A kostka to jest tragedia, grałem kilka lat na gitarze kostką i było ok, a
na basie po prostu się nie da… może mam go za nisko?? ale tak jest mi
najwygodniej z palcami, a lewą ręką idealnie operuje mi się na progach.
Staram się grać nadgarstkiem, ale po prostu mi nie idzie… mając trochę
uniesioną gitarę do góry (wiadomo gryf jest wyżej niż dół), nie walę
pod kątem prostym w struny i przez to wychodzi mi to tragicznie. Przy
podniesieniu basu bardzo wysoko jest już ok (na klacie go mam:P ), ale tak z
koleji nie jestem w stanie grać później palcami…
I jakoś niezależnie od grubości kostki mi to nie idzie…
Chyba muszę ćwiczyć i ćwiczyć i grać tylko palcami…
Nie zależy to od basu, bo i na Skajłeju i na Yamaha mam ten sam problem…
Jak grasz kostką z basem nisko, to musisz nadgarstkiem się namachać.
Przyjrzyj się jak np. Titus gra w Homo Twist.

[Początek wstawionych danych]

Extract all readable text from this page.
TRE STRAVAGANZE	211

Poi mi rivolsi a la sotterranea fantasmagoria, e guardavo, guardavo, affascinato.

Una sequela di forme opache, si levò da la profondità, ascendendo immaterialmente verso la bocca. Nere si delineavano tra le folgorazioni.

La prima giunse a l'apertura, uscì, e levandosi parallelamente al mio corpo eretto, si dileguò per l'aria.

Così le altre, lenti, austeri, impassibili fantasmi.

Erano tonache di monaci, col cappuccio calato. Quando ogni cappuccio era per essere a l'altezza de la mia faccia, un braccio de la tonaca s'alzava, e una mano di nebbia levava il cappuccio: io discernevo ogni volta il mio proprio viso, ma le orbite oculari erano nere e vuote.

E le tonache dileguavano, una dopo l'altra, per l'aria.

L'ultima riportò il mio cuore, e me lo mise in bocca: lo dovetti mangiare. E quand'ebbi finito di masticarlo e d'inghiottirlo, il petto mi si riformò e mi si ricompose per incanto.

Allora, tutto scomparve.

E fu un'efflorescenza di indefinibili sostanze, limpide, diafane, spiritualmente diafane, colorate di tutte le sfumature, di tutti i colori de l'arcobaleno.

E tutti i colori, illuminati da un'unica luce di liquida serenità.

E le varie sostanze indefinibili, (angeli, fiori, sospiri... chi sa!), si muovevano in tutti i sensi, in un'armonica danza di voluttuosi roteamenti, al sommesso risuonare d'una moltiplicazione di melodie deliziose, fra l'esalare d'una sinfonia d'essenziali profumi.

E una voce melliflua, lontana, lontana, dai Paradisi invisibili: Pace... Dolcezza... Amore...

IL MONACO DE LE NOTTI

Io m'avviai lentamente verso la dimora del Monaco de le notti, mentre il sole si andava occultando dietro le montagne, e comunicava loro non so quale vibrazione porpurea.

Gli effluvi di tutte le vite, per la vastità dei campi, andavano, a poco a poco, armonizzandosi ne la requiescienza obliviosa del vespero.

albo graj fajnie, ciepło jak Duff 🙂
ściagnij sobie jakieś video z Guns N Roses i mieć tak jak Duff 😛
Nie zależy mi na tym by grać jak najniżej 😉 trzymam go gdzieś na
wysokości brzucha (może ciut niżej) i i tak nie potrafie… cóż zostały
mi palce 😀 albo kiedyś się naucze.
titus to się biedak wiecznie do swojego basa schylać musi 🙂
ja czesto opuszczam basa nizej jak chwytam kostkę, ale generalnie trzymając
go tak jak podczas gry palcami na wysokości troszkę powyżej pasa tez nie mam
klopotu. ćwiczenie czyni mistrza – powodzenia 😉
jakbys miał 165 wzrostu i 2 metrowego specotra tez bys się schylal:] Titi jest
cool.
Ja tez miałem kiedyś problemy z kostka, ale bylem wytrwaly i nie uległem
smierdzacym paluchom:D teraz mam bass prawie na kolanach, ( troszke wyzej, bo
jak mam na kolanch to D i G nie dosiegam:D) miałem problemy z kostkowaniem przy
takiej wysokosci basu, mi się duuzo latwiej paluchami gralo. Jak chesz grac
kostka i mieć bas nisko to znajdz odpowiednie ( i wygodne !) ulozenie
nadgarstka, tak zebys uderzal struny pod katem prostym ( jak uderzasz , np pod
45 stopniami, to jest brzydki przydzwiek i bardzo malo slychac:P ). najłatwiej
jest wtedy grac jakoś tak nad pierwszym pickupem, moim zdaniem ( i przy
mojej gitarce) najtrudniej kostowac przy mostku:] zycze powodzenia
Sorry za offtopic, ale mnie interesuje jak Titus może zapieprzać 2 godz. na
scenie i go plecy nie bolą. Co by nie powiedzieć bass swoje waży, a Titi ma
go w poziomie kolan.
Kurde a mi nie zależy na wysokości, grać umiem tylko jak mam bas pod szyją
;( po prostu niezaleznie od wysokości mi to nie wychodzi obojętnie czy mam
bas na kolanach czy na brzuchu…
Esencja basisty 😉
No to kurde jak ci wygodnie pod szyją to tam graj 🙂 A co do kostkowania to
spoko w końcu się nauczysz, trzeba nie tracić tylko zapału do nauki, aż w
końcu samo przyjdzie 🙂 Jak będziesz dużo ćwiczył offcourse 😉
a ja mam nisko bas i umiem grac kostka 😀
nawet lepiej mi się gra niż jak mam wysoko 🙂
Tu Jaszczur!
A ja gram kostką i palcami i klangiem i jest wsio okej. Kwestia wprawy i tego
co grasz. Grając covery trzeba znac prawie każdy sposob. pozdrawiam
JA tak może zoffTppuje. Dostałem ostatnio od kumpla 3milimetrowa(sic!) (chodzi
o grubośc oczywiście) kostke Dunlopa i gra się nią zdecydowanie inaczej niż
dotychczasowa( Planet Wave – o,9mm) i dźwięk zpieca tez jest inny.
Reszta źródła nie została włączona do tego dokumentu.